In March 2010, my wife Lora went for a routine OB exam, for the first time in several years. We had moved north to New Hampshire from Kentucky, chasing a career opportunity working for Dean Kamen, a well known inventor. She simply hadn’t made the time to seek out a new local Dr. and while not having any health issues, put it off. A good friend recommended a mid-wife with whom she was comfortable. Lora was pleased with the visit and everything came back well, or so it seemed. She (Lora) had mentioned in passing to the mid-wife that it had been nearly four years since last she had a checkup. The mid-wife aptly recommended a few routine tests including a blood cell count. Having been home several days and fully enveloped in our families’ daily routine, Lora received a call from this mid-wife on her cell phone. It was stated that everything was normal, with the exception of her white count being a bit low. She recommended Lora see a family Dr. to follow up, as this wasn’t her specialty. This brings us to Dr. Dan.

Monday, June 14, 2010

Were not in KY anymore......

Well, well, well. How did we end up here?
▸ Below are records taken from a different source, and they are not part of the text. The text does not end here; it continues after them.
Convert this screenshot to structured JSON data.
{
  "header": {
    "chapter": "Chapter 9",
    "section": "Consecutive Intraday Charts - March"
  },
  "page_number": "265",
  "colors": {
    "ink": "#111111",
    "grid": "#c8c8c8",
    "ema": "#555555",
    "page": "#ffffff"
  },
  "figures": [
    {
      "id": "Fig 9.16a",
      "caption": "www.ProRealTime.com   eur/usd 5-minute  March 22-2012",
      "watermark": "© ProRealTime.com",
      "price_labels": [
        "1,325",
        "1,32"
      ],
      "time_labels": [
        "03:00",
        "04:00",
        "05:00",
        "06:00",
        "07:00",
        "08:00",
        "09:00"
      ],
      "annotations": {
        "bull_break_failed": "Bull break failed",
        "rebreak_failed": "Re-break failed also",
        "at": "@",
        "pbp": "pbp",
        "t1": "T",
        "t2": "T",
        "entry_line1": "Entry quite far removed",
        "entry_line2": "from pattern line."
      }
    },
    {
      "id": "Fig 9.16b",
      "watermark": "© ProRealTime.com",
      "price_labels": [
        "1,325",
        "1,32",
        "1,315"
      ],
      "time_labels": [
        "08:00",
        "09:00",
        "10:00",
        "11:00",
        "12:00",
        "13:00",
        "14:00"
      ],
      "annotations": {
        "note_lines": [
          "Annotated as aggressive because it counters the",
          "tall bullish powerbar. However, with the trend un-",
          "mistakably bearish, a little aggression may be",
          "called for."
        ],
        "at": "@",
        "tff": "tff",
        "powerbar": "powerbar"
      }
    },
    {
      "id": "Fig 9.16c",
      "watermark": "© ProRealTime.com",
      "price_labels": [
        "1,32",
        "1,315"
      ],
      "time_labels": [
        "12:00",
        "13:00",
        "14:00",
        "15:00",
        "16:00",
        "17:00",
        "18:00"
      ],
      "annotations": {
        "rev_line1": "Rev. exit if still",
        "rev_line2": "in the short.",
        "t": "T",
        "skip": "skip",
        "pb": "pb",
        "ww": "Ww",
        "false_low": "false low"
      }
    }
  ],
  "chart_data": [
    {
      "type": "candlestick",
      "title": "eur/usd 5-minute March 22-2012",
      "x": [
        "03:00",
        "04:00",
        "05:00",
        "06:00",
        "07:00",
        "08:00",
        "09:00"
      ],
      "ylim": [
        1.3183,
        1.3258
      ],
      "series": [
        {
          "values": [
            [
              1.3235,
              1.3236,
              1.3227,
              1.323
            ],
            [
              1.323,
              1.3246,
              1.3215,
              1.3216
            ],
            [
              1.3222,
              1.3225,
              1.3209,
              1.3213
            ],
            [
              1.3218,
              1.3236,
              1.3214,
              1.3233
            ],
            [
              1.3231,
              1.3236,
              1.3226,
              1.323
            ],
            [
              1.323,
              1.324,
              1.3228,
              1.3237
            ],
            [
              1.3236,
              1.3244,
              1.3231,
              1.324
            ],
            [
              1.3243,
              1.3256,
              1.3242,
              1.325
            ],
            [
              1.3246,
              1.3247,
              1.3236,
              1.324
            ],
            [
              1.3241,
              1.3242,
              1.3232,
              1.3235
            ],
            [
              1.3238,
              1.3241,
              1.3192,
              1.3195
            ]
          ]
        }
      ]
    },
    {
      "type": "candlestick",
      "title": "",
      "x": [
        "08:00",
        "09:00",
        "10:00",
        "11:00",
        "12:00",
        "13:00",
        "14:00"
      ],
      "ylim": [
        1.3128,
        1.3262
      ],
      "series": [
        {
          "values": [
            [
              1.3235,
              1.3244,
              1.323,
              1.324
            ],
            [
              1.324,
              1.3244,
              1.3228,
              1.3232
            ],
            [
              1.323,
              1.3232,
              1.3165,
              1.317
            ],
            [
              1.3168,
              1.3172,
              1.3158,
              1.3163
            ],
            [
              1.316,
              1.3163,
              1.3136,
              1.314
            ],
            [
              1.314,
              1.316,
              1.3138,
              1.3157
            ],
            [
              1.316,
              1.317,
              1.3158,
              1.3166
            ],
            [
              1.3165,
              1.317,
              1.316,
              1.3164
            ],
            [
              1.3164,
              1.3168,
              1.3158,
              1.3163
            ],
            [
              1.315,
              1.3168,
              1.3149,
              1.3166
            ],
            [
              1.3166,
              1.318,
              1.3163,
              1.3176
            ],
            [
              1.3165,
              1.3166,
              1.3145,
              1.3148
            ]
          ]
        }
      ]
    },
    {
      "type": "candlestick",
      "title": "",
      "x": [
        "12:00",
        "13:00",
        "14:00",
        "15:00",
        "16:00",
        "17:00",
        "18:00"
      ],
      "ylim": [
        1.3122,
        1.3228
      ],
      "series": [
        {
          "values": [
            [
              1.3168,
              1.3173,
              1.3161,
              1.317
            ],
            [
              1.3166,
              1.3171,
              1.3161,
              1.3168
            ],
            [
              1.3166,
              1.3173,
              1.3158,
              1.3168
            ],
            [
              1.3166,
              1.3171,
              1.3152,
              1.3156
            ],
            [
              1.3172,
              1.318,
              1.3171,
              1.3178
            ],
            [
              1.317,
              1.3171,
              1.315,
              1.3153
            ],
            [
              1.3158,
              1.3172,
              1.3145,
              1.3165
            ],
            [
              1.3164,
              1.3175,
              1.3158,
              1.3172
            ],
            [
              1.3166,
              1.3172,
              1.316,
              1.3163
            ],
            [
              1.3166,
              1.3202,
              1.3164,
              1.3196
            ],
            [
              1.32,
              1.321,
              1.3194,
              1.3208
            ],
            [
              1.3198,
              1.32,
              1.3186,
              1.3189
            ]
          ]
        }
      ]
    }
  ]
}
Honestly, I can't say completely, and it will take quite a few posts to try and explain what has led me to A: move to New Hampshire, B: write this blog, and C: sit and watch my wife take her very first dose of chemo-therapy. I am going to use this blog for a few purposes. One is to obviously communicate details out to friends and family about our experiences and hurdles encountered and overcome during what will undoubtedly be the longest and most difficult period our lives together. Secondly, this may help ease the grimey inner demons I deal with as a primary care-giver of a "Cancer patient". I picked up a knack (or lack thereof) for writing a journal when I was in the military years ago. I found it helped take the edge off of what I found to be highly stressful situations. I haven't written in a journal or blogged (which didn't exist back then) since, and began again when this all started. Typing may not be as appeasing as writing, but we shall see if it is therapeutic enough to maintain. If not, I'll transcribe my mostly illegible notes to the blog after-the-fact. I welcome any comment and/or critisism about either content or penmanship.